Mice in particular let researchers extract all sorts of exceptionally clean measurements without complaint. Yet it is a well-documented fact that mouse research often translates poorly to human results. Yes, using mice in early drug studies can spare human test subjects from harm, which most people would argue justifies the frequently misleading findings. But mice are also used all the time to obtain easy measurements in harmless lifestyle and behavioral studies. The proposition remains dubious even if the mice are genetically engineered to be more “like” humans in some way. How seriously do you want to take the advice of a much-hyped 2008 Boston University study declaring that weight lifting can burn more fat than cardio exercise, when the conclusions were based entirely on sedentary mice genetically engineered to have bizarrely large muscles?
Contrary to the proclamations of many scientists, unreliable medical study results do not disappear with large, randomized controlled trials, in which subjects are randomly assigned to a treatment or placebo group. Such trials are more reliable in some ways, but they do not necessarily address the streetlight effect, and they are frequently refuted by other, similar trials. Whatever your take on the healing power of prayer, you have to scratch your head over this: In 1999 a large, randomized controlled trial “proved” that heart surgery patients are more likely to survive if someone they have never met secretly prays for them—and then, seven years later, another randomized trial found that secret prayer very slightly raises the odds that a patient will suffer complications.

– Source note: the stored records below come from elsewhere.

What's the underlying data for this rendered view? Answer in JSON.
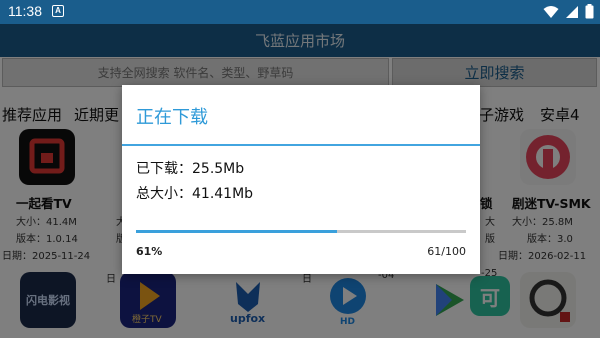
{
  "status_bar": {
    "time": "11:38",
    "notification_icon_text": "A"
  },
  "header": {
    "title": "飞蓝应用市场"
  },
  "search": {
    "placeholder": "支持全网搜索 软件名、类型、野草码",
    "button_label": "立即搜索"
  },
  "tabs": [
    {
      "label": "推荐应用"
    },
    {
      "label": "近期更"
    },
    {
      "label": "子游戏"
    },
    {
      "label": "安卓4"
    }
  ],
  "apps_row1": [
    {
      "name": "一起看TV",
      "size": "大小：41.4M",
      "version": "版本：1.0.14",
      "date": "日期：2025-11-24"
    },
    {
      "name": "剧迷TV-SMK",
      "size": "大小：25.8M",
      "version": "版本：3.0",
      "date": "日期：2026-02-11"
    }
  ],
  "partial_texts": {
    "t1": "大",
    "t2": "版",
    "t3": "日",
    "t4": "锁",
    "t5": "大",
    "t6": "版",
    "t7": "-25",
    "t8": "日",
    "t9": "-04"
  },
  "apps_row2_labels": {
    "a1": "闪电影视",
    "a2": "橙子TV",
    "a3": "upfox",
    "a4": "HD",
    "a5": "可"
  },
  "dialog": {
    "title": "正在下载",
    "downloaded_label": "已下载：",
    "downloaded_value": "25.5Mb",
    "total_label": "总大小：",
    "total_value": "41.41Mb",
    "progress_percent": "61%",
    "progress_count": "61/100",
    "progress_fraction": 0.61
  },
  "colors": {
    "primary": "#1a5d8c",
    "accent": "#2f9ad8",
    "progress": "#3aa0dc"
  }
}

The streetlight effect is just one way that research measurements go wrong, and measurement mess-ups are just one of several ways that studies go wrong. Bad measurements are not even the biggest source of wrongness in scientific studies. That honor would have to go to “publication bias”—journals’ tendency to eagerly publish the small percentage of studies that produce exciting, surprising, breakthrough results. Of course, the most likely explanation for why one team of researchers comes up with surprising results while several other teams get less-publishable, boring results is that the one team screwed up somewhere. The pernicious effect of this phenomenon on the trustworthiness of study results has been documented at length in scientific journals themselves in several fields. But that’s another story.
How are we supposed to cope with all this wrongness? Well, a good start would be to remain skeptical about the great majority of what you find in research journals and pretty much all of the fascinating, news-making findings you read about in the mainstream media, which tends to magnify the problems. (Except you can trust DISCOVER, naturally. And believe me, there is no way this article is wrong, either. After all, everything in it is backed by scientific studies.)
Maybe we should just keep in mind what that Einstein fellow—you know, the one who messed up that electron experiment—had to say on the subject: “If we knew what we were doing, it wouldn’t be called research, would it?"